The hottest topic of this summer was put out by the West Virginia State Board of Education last Thursday when it rejected a proposal that would’ve allowed year-round coaching for every sport in every high school in WV. The change would have allowed 50 weeks of participation per sport with two dead weeks coming the week of July 4th and the week prior to the official start of the actual sport being played.
At first glance it appears to be clear-cut – either you are for it or opposed to it.
However, upon further review the sub plots and additional factors make this less than a black and white decision.
Coaches and players will tell you the politically correct answer, which is that they unarguably want year-round practice. If they didn’t respond decisively in favor of it their peers would scrutinize them unmercifully. If they didn’t support it whole-heartedly their love for that sport and their loyalty to the team would be questioned. But what they say publically and how they truly feel might be two different stories.
The coaches have been around the block and they have learned the art of “coach speak”. They will give the acceptable answers to the questions asked about players and opposing teams that mask their honest assessments, avoiding bulletin board material and keeping irate parents off of their backs in the process. It’s one of the first lessons learned by coaches and over time most of them get pretty good at it.
The players on the other hand face the pressure of teammates and it is hard for them to express their true feelings because in many cases they would be shunned. Today’s athletes have in several cases, multiple interests that tug at their time, making year-round practice difficult. If you take a look at the top athletes in our area you will see that most of them play more than one sport. Those athletes would have to pick and choose where to spend their time. No matter where they go, someone isn’t going to be happy with their decision.
You might never get the true feelings of some players and coaches concerning this topic. Everyone has their own agenda and what matters to them is the most important thing. In this situation the best interest of the athlete is the most important factor.
The main reason that I think that year-round practice is the way to go is opportunity. Every athlete deserves the opportunity to excel in his or her sport of choice. Repetition is the key mastering and skill. The more that you do it the better you will become at it.
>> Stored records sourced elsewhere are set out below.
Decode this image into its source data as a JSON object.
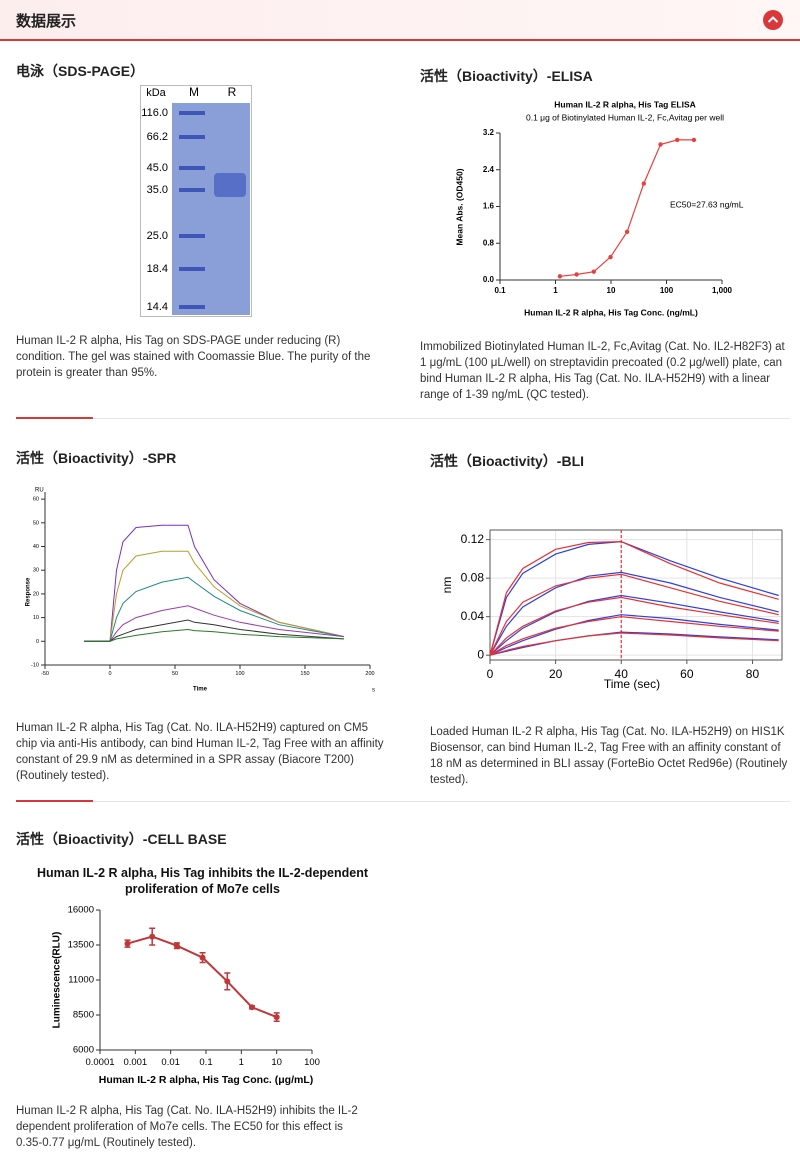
{
  "header": {
    "title": "数据展示"
  },
  "sections": [
    {
      "title": "电泳（SDS-PAGE）",
      "figure": {
        "type": "gel",
        "unit": "kDa",
        "lanes": [
          "M",
          "R"
        ],
        "markers": [
          "116.0",
          "66.2",
          "45.0",
          "35.0",
          "25.0",
          "18.4",
          "14.4"
        ]
      },
      "caption": "Human IL-2 R alpha, His Tag on SDS-PAGE under reducing (R) condition. The gel was stained with Coomassie Blue. The purity of the protein is greater than 95%."
    },
    {
      "title": "活性（Bioactivity）-ELISA",
      "figure": {
        "type": "line",
        "title": "Human IL-2 R alpha, His Tag ELISA",
        "subtitle": "0.1 μg of Biotinylated Human IL-2, Fc,Avitag per well",
        "x_label": "Human IL-2 R alpha, His Tag Conc. (ng/mL)",
        "y_label": "Mean Abs. (OD450)",
        "annotation": "EC50=27.63 ng/mL",
        "xlog": true,
        "xlim": [
          0.1,
          1000
        ],
        "ylim": [
          0,
          3.2
        ],
        "xticks": [
          0.1,
          1,
          10,
          100,
          {
            "value": 1000,
            "label": "1,000"
          }
        ],
        "yticks": [
          {
            "value": 0,
            "label": "0.0"
          },
          0.8,
          1.6,
          2.4,
          3.2
        ],
        "x": [
          1.2,
          2.4,
          4.9,
          9.8,
          19.5,
          39,
          78,
          156,
          312
        ],
        "series": [
          {
            "color": "#e8413c",
            "markers": true,
            "values": [
              0.08,
              0.12,
              0.18,
              0.5,
              1.05,
              2.1,
              2.95,
              3.05,
              3.05
            ]
          }
        ]
      },
      "caption": "Immobilized Biotinylated Human IL-2, Fc,Avitag (Cat. No. IL2-H82F3) at 1 μg/mL (100 μL/well) on streptavidin precoated (0.2 μg/well) plate, can bind Human IL-2 R alpha, His Tag (Cat. No. ILA-H52H9) with a linear range of 1-39 ng/mL (QC tested)."
    },
    {
      "title": "活性（Bioactivity）-SPR",
      "figure": {
        "type": "line",
        "y_unit": "RU",
        "y_label": "Response",
        "x_label": "Time",
        "x_unit": "s",
        "xlim": [
          -50,
          200
        ],
        "ylim": [
          -10,
          63
        ],
        "xticks": [
          -50,
          0,
          50,
          100,
          150,
          200
        ],
        "yticks": [
          -10,
          0,
          10,
          20,
          30,
          40,
          50,
          60
        ],
        "x": [
          -20,
          0,
          5,
          10,
          20,
          40,
          60,
          65,
          80,
          100,
          130,
          180
        ],
        "series": [
          {
            "color": "#7b2fbe",
            "values": [
              0,
              0,
              30,
              42,
              48,
              49,
              49,
              40,
              26,
              16,
              8,
              2
            ]
          },
          {
            "color": "#b89d2a",
            "values": [
              0,
              0,
              20,
              30,
              36,
              38,
              38,
              33,
              23,
              15,
              8,
              2
            ]
          },
          {
            "color": "#1f8a8a",
            "values": [
              0,
              0,
              10,
              16,
              21,
              25,
              27,
              25,
              19,
              13,
              7,
              2
            ]
          },
          {
            "color": "#9b3aa8",
            "values": [
              0,
              0,
              4,
              7,
              10,
              13,
              15,
              14,
              11,
              8,
              5,
              2
            ]
          },
          {
            "color": "#333333",
            "values": [
              0,
              0,
              2,
              3,
              5,
              7,
              9,
              8,
              7,
              5,
              3,
              1
            ]
          },
          {
            "color": "#2a7a2a",
            "values": [
              0,
              0,
              1,
              1.5,
              2.5,
              4,
              5,
              4.5,
              4,
              3,
              2,
              1
            ]
          }
        ]
      },
      "caption": "Human IL-2 R alpha, His Tag (Cat. No. ILA-H52H9) captured on CM5 chip via anti-His antibody, can bind Human IL-2, Tag Free with an affinity constant of 29.9 nM as determined in a SPR assay (Biacore T200) (Routinely tested)."
    },
    {
      "title": "活性（Bioactivity）-BLI",
      "figure": {
        "type": "line",
        "y_label": "nm",
        "x_label": "Time (sec)",
        "grid": true,
        "frame": true,
        "vline": 40,
        "vline_color": "#e83030",
        "xlim": [
          0,
          89
        ],
        "ylim": [
          -0.005,
          0.13
        ],
        "xticks": [
          0,
          20,
          40,
          60,
          80
        ],
        "yticks": [
          0,
          0.04,
          0.08,
          0.12
        ],
        "x": [
          0,
          5,
          10,
          20,
          30,
          40,
          55,
          70,
          88
        ],
        "series": [
          {
            "color": "#2f3fe0",
            "values": [
              0,
              0.06,
              0.085,
              0.105,
              0.115,
              0.118,
              0.098,
              0.08,
              0.062
            ]
          },
          {
            "color": "#e83030",
            "values": [
              0,
              0.065,
              0.09,
              0.11,
              0.117,
              0.118,
              0.095,
              0.075,
              0.058
            ]
          },
          {
            "color": "#2f3fe0",
            "values": [
              0,
              0.03,
              0.05,
              0.07,
              0.082,
              0.086,
              0.075,
              0.06,
              0.045
            ]
          },
          {
            "color": "#e83030",
            "values": [
              0,
              0.035,
              0.055,
              0.072,
              0.08,
              0.084,
              0.07,
              0.056,
              0.042
            ]
          },
          {
            "color": "#2f3fe0",
            "values": [
              0,
              0.015,
              0.028,
              0.045,
              0.056,
              0.062,
              0.054,
              0.045,
              0.035
            ]
          },
          {
            "color": "#e83030",
            "values": [
              0,
              0.018,
              0.03,
              0.046,
              0.055,
              0.06,
              0.05,
              0.042,
              0.033
            ]
          },
          {
            "color": "#2f3fe0",
            "values": [
              0,
              0.008,
              0.015,
              0.027,
              0.036,
              0.042,
              0.038,
              0.032,
              0.026
            ]
          },
          {
            "color": "#e83030",
            "values": [
              0,
              0.01,
              0.017,
              0.028,
              0.035,
              0.04,
              0.035,
              0.03,
              0.025
            ]
          },
          {
            "color": "#2f3fe0",
            "values": [
              0,
              0.004,
              0.008,
              0.015,
              0.02,
              0.024,
              0.022,
              0.019,
              0.016
            ]
          },
          {
            "color": "#e83030",
            "values": [
              0,
              0.005,
              0.009,
              0.015,
              0.02,
              0.023,
              0.021,
              0.018,
              0.015
            ]
          }
        ]
      },
      "caption": "Loaded Human IL-2 R alpha, His Tag (Cat. No. ILA-H52H9) on HIS1K Biosensor, can bind Human IL-2, Tag Free with an affinity constant of 18 nM as determined in BLI assay (ForteBio Octet Red96e) (Routinely tested)."
    },
    {
      "title": "活性（Bioactivity）-CELL BASE",
      "figure": {
        "type": "line",
        "title": "Human IL-2 R alpha, His Tag inhibits the IL-2-dependent proliferation of Mo7e cells",
        "y_label": "Luminescence(RLU)",
        "x_label": "Human IL-2 R alpha, His Tag Conc. (μg/mL)",
        "xlog": true,
        "xlim": [
          0.0001,
          100
        ],
        "ylim": [
          6000,
          16000
        ],
        "xticks": [
          0.0001,
          0.001,
          0.01,
          0.1,
          1,
          10,
          100
        ],
        "yticks": [
          6000,
          8500,
          11000,
          13500,
          16000
        ],
        "x": [
          0.0006,
          0.003,
          0.015,
          0.08,
          0.4,
          2,
          10
        ],
        "series": [
          {
            "color": "#c0373a",
            "markers": true,
            "values": [
              13600,
              14100,
              13450,
              12600,
              10900,
              9050,
              8350
            ],
            "errors": [
              250,
              600,
              200,
              350,
              600,
              100,
              300
            ]
          }
        ]
      },
      "caption": "Human IL-2 R alpha, His Tag (Cat. No. ILA-H52H9) inhibits the IL-2 dependent proliferation of Mo7e cells. The EC50 for this effect is 0.35-0.77 μg/mL (Routinely tested)."
    }
  ]
}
Some athletes are fortunate to have knowledgeable people around them that can help them achieve goals that they set for themselves. The ones that do not are my concern. They deserve a chance to reach their potential and if they are willing to put the time in and do the work they should be provided the opportunity. An underprivileged athlete deserves a chance. A chance to realize their maximum potential and they should not be impeded by a lack of practice time.
Over the years I’ve seen several players blossom a year or two after they graduate. If that process occurred earlier then some of them could have extended their playing careers. More scholarships could have been gained, and maybe some lives could have been changed for the better.
Also, I think the coaches should be compensated for their efforts. Year long practice should mean additional pay. What better investment do we have than our youth?